As shown in the following figure, we use the following building blocks as the generic platform for our clients.
- Amazon Elastic Kubernetes Service (EKS) orchestrates containers.
- AWS Fargate and EKS Managed Node Groups act as our compute layer for EKS.
- Amazon RDS, Amazon ElastiCache, Amazon OpenSearch, Amazon S3, … and more provide managed services consumed by our clients’ applications.
- Argo CD allows application engineers to deploy their microservices using declarative GitOps CD for Kubernetes.
- Spacelift is used to manage the infrastructure automation that we define in Terraform modules and configuration files.
- The SOPS Operator is our standard means to manage Kubernetes Secret Resources, providing sensitive configuration parameters to microservices in a GitOps way.
Using Infrastructure as Code with Terraform allows us to bootstrap all the underlying infrastructure like VPC, EKS, and so on. Spacelift executes our Terraform code to spin up the platform up until the point where Argo CD is up and running. From that point, Argo CD takes over, mainly to deploy application microservices and any 3rd party tooling needed in the cluster (like a CSI driver, observability tooling, log processor, or similar).
The obvious question is, why EKS instead of ECS? The main reason why we bet on EKS is that it supports GitOps. The idea behind GitOps is that changes to the infrastructure or application code are pulled to the cluster instead of pushed, which enforces a single source of truth (Git) and removes infrastructure drift from the equation. There is no GitOps operator for ECS. Therefore, ECS requires the traditional approach of a CI/CD pipeline.

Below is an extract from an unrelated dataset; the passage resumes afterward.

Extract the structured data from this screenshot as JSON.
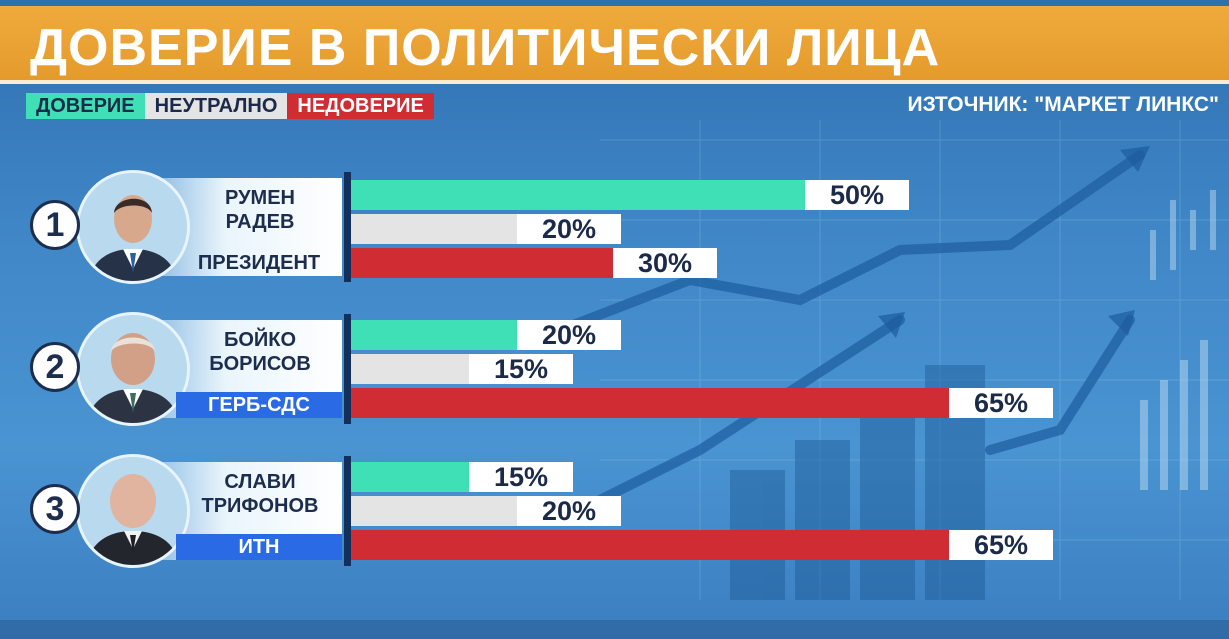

So why is GitOps so important? GitOps is the perfect choice when it comes to involving application engineers in their platform. For developers, GitOps feels natural and is simple to use because it simply revolves around a tool that we all already know well: Git and our Git Provider (GitHub, GitLab, etc.).
Besides picking the right service for orchestrating containers, we have considered using Flux instead of Argo CD. Both Flux and Argo CD are continuous delivery GitOps tools for Kubernetes. We picked Argo CD because it comes with a graphical user interface that is friendly to application engineers and is feature complete. However, we have an eye on the progress Flux is making because it has some interesting capabilities and is gaining ground.
The architecture of the platform has one design flaw. Terraform spins up the infrastructure and installs Argo CD. Then, Argo CD takes over and provisions the application services and supporting tooling. The problem is that it is important to ensure that neither Terraform nor Argo CD crosses the boundary between the resources they manage. For example, Terraform should not interact with the K8s resources managed by Argo CD. And Argo CD should not modify AWS resources managed by Terraform.
We wanted to solve this limitation by potentially moving all of our Terraform towards Crossplane, but our research showed us that it is not ready for our level of infrastructure automation. Veronika from my team just published a blog post summarizing our experiences with Crossplane: Crossplane: Why it Didn’t Work for Us.
Our architecture constantly evolves, as platform engineering, K8s, and GitOps is a very vibrant space.
Here is one example, at the beginning, we were big fans of AWS Systems Manager Parameter Store to make secrets available to microservices. However, managing those secrets required multiple steps to be driven by a GitOps workflow, which was unreliable and a lot of work.
Therefore, we started using SOPS to manage secrets once we figured out that it was a more powerful, Git-driven pattern for secrets management. The SOPS operator that we use allows us to manage a SOPS file, and it updates Kubernetes Secrets whenever changes are made in Git and keep things secure by encrypting the secret values that we store in Git via AWS KMS.
The combination of EKS and GitOps allows Matt and his team to build platforms that allow application engineers to deploy their microservices securely, reliably, and with ease. GitOps is a modern and intuitive way to deploy microservices and enhances the collaboration between application and platform engineers. By using services like RDS, ElastiCache, OpenSearch, or S3, Matt offloads the complexity of managing databases and storage and focuses on the important part: the business application.